With less than 100 days to go before Election Day, the latest poll shows incumbent U.S. Senator Mitch McConnell with a 2 percentage point lead over challenger Alison Lundergan Grimes.
The Bluegrass Poll is based upon a survey taken by Survey USA of 714 registered Kentucky voters, and was sponsored by The Courier-Journal, WHAS-TV, The Lexington Herald-Leader and WKYT-TV. The poll found that if the race were held today, 47 percent of likely voters supported McConnell to 45 percent for Grimes, with 8 percent still undecided.
This is the first time McConnell has led in this poll, which found him trailing Grimes by 4 points in February and 1 point in May.

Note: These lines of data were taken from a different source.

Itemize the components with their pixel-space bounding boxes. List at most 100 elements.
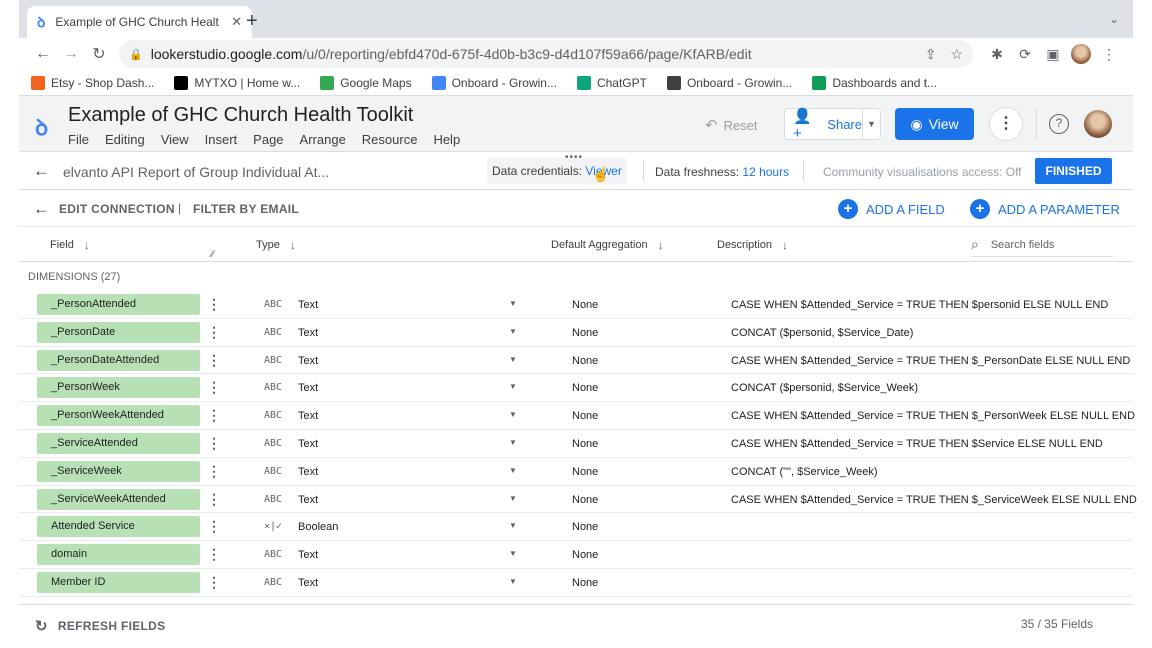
report-title[interactable]: Example of GHC Church Health Toolkit — [68, 104, 413, 127]
sort-arrow-icon[interactable]: ↓ — [782, 238, 788, 252]
field-aggregation[interactable]: None — [572, 299, 598, 311]
type-dropdown-icon[interactable]: ▼ — [509, 410, 517, 419]
bookmark-item[interactable]: Onboard - Growin... — [431, 75, 557, 90]
type-dropdown-icon[interactable]: ▼ — [509, 577, 517, 586]
field-type[interactable]: Text — [298, 382, 318, 394]
menu-item-arrange[interactable]: Arrange — [300, 132, 346, 147]
field-aggregation[interactable]: None — [572, 355, 598, 367]
field-type[interactable]: Boolean — [298, 521, 338, 533]
field-menu-icon[interactable]: ⋮ — [207, 491, 221, 507]
type-dropdown-icon[interactable]: ▼ — [509, 466, 517, 475]
share-main[interactable]: 👤+ Share — [785, 107, 862, 142]
bookmark-item[interactable]: Dashboards and t... — [812, 75, 937, 90]
browser-tab[interactable]: ꝺ Example of GHC Church Healt ✕ — [27, 6, 252, 38]
back-arrow-icon[interactable]: ← — [33, 161, 50, 181]
new-tab-icon[interactable]: + — [246, 10, 258, 33]
type-dropdown-icon[interactable]: ▼ — [509, 382, 517, 391]
address-bar[interactable]: 🔒 lookerstudio.google.com/u/0/reporting/… — [119, 40, 973, 68]
field-menu-icon[interactable]: ⋮ — [207, 574, 221, 590]
field-aggregation[interactable]: None — [572, 327, 598, 339]
field-type[interactable]: Text — [298, 410, 318, 422]
field-type[interactable]: Text — [298, 327, 318, 339]
resize-handle-icon[interactable]: ⁄⁄ — [211, 249, 214, 259]
share-page-icon[interactable]: ⇪ — [925, 46, 937, 63]
bookmark-item[interactable]: Onboard - Growin... — [666, 75, 792, 90]
field-type[interactable]: Text — [298, 494, 318, 506]
type-dropdown-icon[interactable]: ▼ — [509, 494, 517, 503]
field-menu-icon[interactable]: ⋮ — [207, 546, 221, 562]
add-field-button[interactable]: + ADD A FIELD — [838, 199, 945, 219]
refresh-fields-button[interactable]: ↻ REFRESH FIELDS — [35, 617, 165, 635]
more-options-icon[interactable]: ⋮ — [989, 107, 1023, 141]
menu-item-view[interactable]: View — [161, 132, 189, 147]
field-name-chip[interactable]: _ServiceWeekAttended — [37, 488, 200, 510]
field-name-chip[interactable]: _PersonAttended — [37, 294, 200, 315]
field-aggregation[interactable]: None — [572, 466, 598, 478]
looker-studio-logo-icon[interactable]: ꝺ — [35, 112, 48, 142]
account-avatar[interactable] — [1084, 110, 1112, 138]
header-type[interactable]: Type ↓ — [256, 238, 296, 252]
field-type[interactable]: Text — [298, 549, 318, 561]
field-type[interactable]: Text — [298, 355, 318, 367]
community-access[interactable]: Community visualisations access: Off — [823, 165, 1022, 179]
view-button[interactable]: ◉ View — [895, 108, 974, 140]
data-freshness[interactable]: Data freshness: 12 hours — [655, 165, 789, 179]
menu-item-file[interactable]: File — [68, 132, 89, 147]
field-aggregation[interactable]: None — [572, 494, 598, 506]
finished-button[interactable]: FINISHED — [1035, 158, 1112, 184]
field-name-chip[interactable]: _PersonWeek — [37, 377, 200, 399]
field-description[interactable]: CONCAT ($personid, $Service_Week) — [731, 382, 918, 394]
add-parameter-button[interactable]: + ADD A PARAMETER — [970, 199, 1120, 219]
field-name-chip[interactable]: Member ID — [37, 571, 200, 593]
help-icon[interactable]: ? — [1049, 114, 1069, 134]
menu-item-insert[interactable]: Insert — [205, 132, 238, 147]
field-type[interactable]: Text — [298, 438, 318, 450]
field-name-chip[interactable]: _PersonDateAttended — [37, 349, 200, 371]
menu-item-help[interactable]: Help — [433, 132, 460, 147]
tab-search-icon[interactable]: ⌄ — [1109, 12, 1119, 26]
field-type[interactable]: Text — [298, 466, 318, 478]
bookmark-item[interactable]: Google Maps — [320, 75, 412, 90]
sort-arrow-icon[interactable]: ↓ — [290, 238, 296, 252]
header-aggregation[interactable]: Default Aggregation ↓ — [551, 238, 664, 252]
bookmark-item[interactable]: ChatGPT — [576, 75, 647, 90]
field-menu-icon[interactable]: ⋮ — [207, 352, 221, 368]
reset-button[interactable]: ↶ Reset — [705, 116, 758, 134]
freshness-link[interactable]: 12 hours — [742, 165, 789, 179]
field-menu-icon[interactable]: ⋮ — [207, 324, 221, 340]
close-tab-icon[interactable]: ✕ — [231, 14, 242, 30]
type-dropdown-icon[interactable]: ▼ — [509, 299, 517, 308]
menu-item-page[interactable]: Page — [253, 132, 283, 147]
filter-by-email-button[interactable]: FILTER BY EMAIL — [193, 202, 299, 216]
reload-icon[interactable]: ↻ — [85, 44, 113, 64]
share-button[interactable]: 👤+ Share ▼ — [784, 107, 881, 142]
datasource-name[interactable]: elvanto API Report of Group Individual A… — [63, 164, 329, 180]
field-description[interactable]: CONCAT ("", $Service_Week) — [731, 466, 878, 478]
back-arrow-icon[interactable]: ← — [33, 199, 50, 219]
field-description[interactable]: CASE WHEN $Attended_Service = TRUE THEN … — [731, 299, 1108, 311]
share-dropdown-icon[interactable]: ▼ — [862, 109, 880, 139]
field-description[interactable]: CASE WHEN $Attended_Service = TRUE THEN … — [731, 438, 1103, 450]
sync-icon[interactable]: ⟳ — [1011, 46, 1039, 63]
field-menu-icon[interactable]: ⋮ — [207, 463, 221, 479]
field-type[interactable]: Text — [298, 577, 318, 589]
field-aggregation[interactable]: None — [572, 438, 598, 450]
field-menu-icon[interactable]: ⋮ — [207, 379, 221, 395]
header-field[interactable]: Field ↓ — [50, 238, 90, 252]
field-name-chip[interactable]: _PersonDate — [37, 321, 200, 343]
header-description[interactable]: Description ↓ — [717, 238, 788, 252]
type-dropdown-icon[interactable]: ▼ — [509, 549, 517, 558]
field-name-chip[interactable]: _PersonWeekAttended — [37, 405, 200, 427]
field-description[interactable]: CASE WHEN $Attended_Service = TRUE THEN … — [731, 355, 1130, 367]
type-dropdown-icon[interactable]: ▼ — [509, 438, 517, 447]
sort-arrow-icon[interactable]: ↓ — [658, 238, 664, 252]
edit-connection-button[interactable]: EDIT CONNECTION — [59, 202, 175, 216]
field-type[interactable]: Text — [298, 299, 318, 311]
bookmark-item[interactable]: MYTXO | Home w... — [174, 75, 300, 90]
field-aggregation[interactable]: None — [572, 521, 598, 533]
sort-arrow-icon[interactable]: ↓ — [84, 238, 90, 252]
bookmark-item[interactable]: Etsy - Shop Dash... — [31, 75, 154, 90]
field-name-chip[interactable]: _ServiceAttended — [37, 432, 200, 454]
field-menu-icon[interactable]: ⋮ — [207, 296, 221, 312]
menu-item-resource[interactable]: Resource — [362, 132, 418, 147]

There remains the potential that Libertarian David Patterson will enter this race, but he has not as of yet turned in the required signatures to be placed on the ballot.
In what will likely be a record-setting campaign in terms of money spent – estimates are over $100 million – it’s currently a statistical dead heat, as the plus/minus margin for error on this poll is 3.6 percent.
In reality this race hasn’t actually taken off yet. There are a few ads by each candidate, and some from outside political action committees, but neither campaign has cranked into full election mode.
Likely it will be after this weekend, when the dust settles from the Aug. 2 annual Fancy Farm political picnic in far western Kentucky, that this Senate race begins in earnest.
Various meanings can be drawn from the numbers within this poll. If you are McConnell it’s always a good thing to be leading, but there are two big indicators that spell trouble for the sitting Senate Minority Leader.
One, he still hasn’t garnered 50 percent of the electorate. For a 30-year incumbent not to have at least 50 percent support at this point is concerning. Secondly, McConnell’s personal approval numbers remain dismal. Only 36 percent viewed McConnell as favorable, while 43 percent viewed him as unfavorable.
That kind of number for a guy like Mitch will get you beat. The other issue clearly dogging McConnell is his statement that it is not his job to bring employment to Kentucky. Appearing in Beattyville on April 24, McConnell was asked by The Beattyville Enterprise what he was going to do to bring jobs to Lee County. This was a quick interview in a hallway before the senator was to address a political luncheon, but uncharacteristically for this veteran politician McConnell said, “Economic development is a Frankfort issue. That is not my job. It is the primary responsibility of the state Commerce Cabinet.”
I don’t know what kind of bee was in his bonnet, but that kind of pass-the-buck response in a state where coal jobs are dwindling and unemployment is at 7.7 percent, well above the national average, is hurtful, and Grimes is rightfully beating McConnell over the head with it.
This showed in the poll, as respondents were asked whom they trusted more to create jobs, and Grimes won out with 41 percent to McConnell’s 37 percent.
For Grimes, she should feel good that McConnell has spent $30 million thus far and yet remains basically tied. Her favorability is in the positive, and somewhat surprisingly she is on the winning side of the abortion issue, as 43 percent to 39 percent of Kentuckians support leaving the law in its current form. Troubling is that she only leads McConnell by one point with female voters, and that her overall support has declined in each poll after initially leading by 4 points.
There is plenty of time yet, and neither candidate has fully staked out their political stands. Folks just aren’t ready to pay close attention quite yet, so there is no reason, especially for Grimes, to turn that heat up quite yet.
Admittedly, there is less chance that core McConnell supporters will change their vote – what Grimes is looking for is a way to make his typical voters stay home on Election Day. Not voting is a vote for Grimes.
I get McConnell’s people want to draw the comparison that Grimes is essentially Obama, but this is kind of like the partisan obstruction strategy chiefly put in place by McConnell for the Republican Party in Congress. It’s not pretty, it’s not popular, and it’s counterproductive. Eventually you have to step up and stand for something. This strategy has failed in two high-profile elections. Ask former Republican presidential candidate Mitt Romney and former Republican Rep. Eric Cantor – obstructionism and just being against everything, without offering viable solutions to problems eventually gets you beat.
What this poll is starting to show is a tightening of core support. Well over 80 percent of the likely electorate appears to have decided how they are going to cast their ballots. This leaves the 3.6 percent margin of error voters, and the 8 percent of undecided or swing voters that still are up for grabs. Somewhere in the neighborhood of $70 million is about to get spent on wooing those votes over the next 98 days.
It’s all about voter turnout. Buckle up folks, this is going to be a tight one.